My head is swimming with all the different variables I have tried adjusting and ways to move bytes, so I hope I am not missing something obviously slowing it down…


#4

Is using SD an option?


#5

Certainly is an option - not quite as handy overall but certainly an option! That would only speed up the writing though. It wouldn’t speed up getting the CAN data out…

Is SD access typically faster than USB? We used SD on a Panda II, but I never speed tested it…

Nick


#6

If SD is an option then consider our newer hardware with TinyCLR. Adding native drivers is a lot more flexible there. Plus we can request changes to the CAN drivers as it is still in development.
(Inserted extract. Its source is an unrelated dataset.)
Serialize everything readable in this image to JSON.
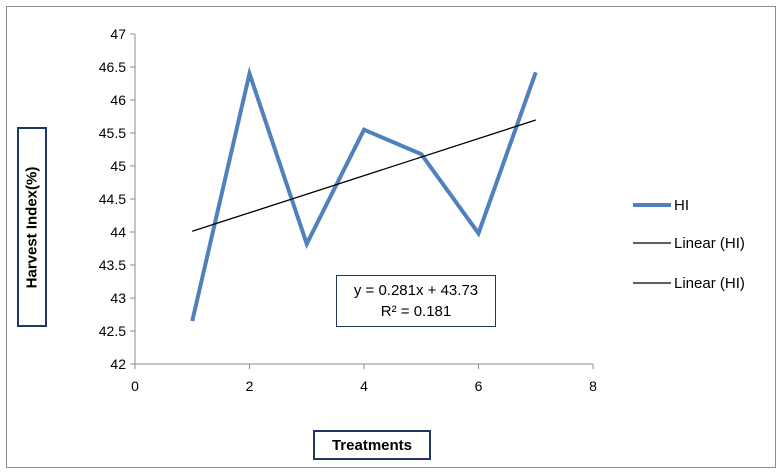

Also, if you are working on a commercial design, you should have a discussion with our sales. They will give you tips on the available options.


#7

Thanks Gus,

This is initially additional functionality on existing Cobra III-based hardware. I understand that TinyCLR will work on Cobra III, but CAN was not added last time I checked. Is TinyCLR likely to be faster on the same hardware for this sort of thing? Does TinyCLR not do USB as well (just wondering why you mentioned SD specifically)?

We may make a standalone hardware for this, so I will explore the other options as well.

Thanks

Nick


#8

TinyCLR is an alive product in full swing. NETMF is discontinued and not supported.
TinyCLR has CAN today and the whole OS is getting improvements daily.
USB Host is not in TinyCLR yet and it will be months before it is there but SD is already there.
Finally, FEZ Cobra III is also obsolete so here is another reason to discuss your needs with our team.


#9

Hi,

Quick speed tests show the SD access (in NETMF) is much slower, so I need to stay with USB, which means no chance to move to TinyCLR yet.

The GHI website lists G120 SoM as active and maturing in 2027. I know it is not clear whether that applies to G120 extension products such as the Cobra III, and what constitutes software support, but for now we need to stick to this product, so I will persevere with NetMF for this, at least until USB Host comes to TinyCLR. At that point, I can investigate whether I can move parts from NetMF to TinyCLR using in-field update.

Back to the original problem - is there any way (from NetMF) to access the raw data in the CAN message directly, rather than using the specific methods for each part? Is it possible to do something like copy XX bytes starting at the memory pointer for a specific CAN message?

Thanks

Nick


#10

No raw bytes in NETMF unfortunately.


#11

Take a look at this, for the future when you use TinyCLR, Using native code


#12

Thanks Gus. I’ll do some homewotk ready for when TinyCLR supports all the features we need.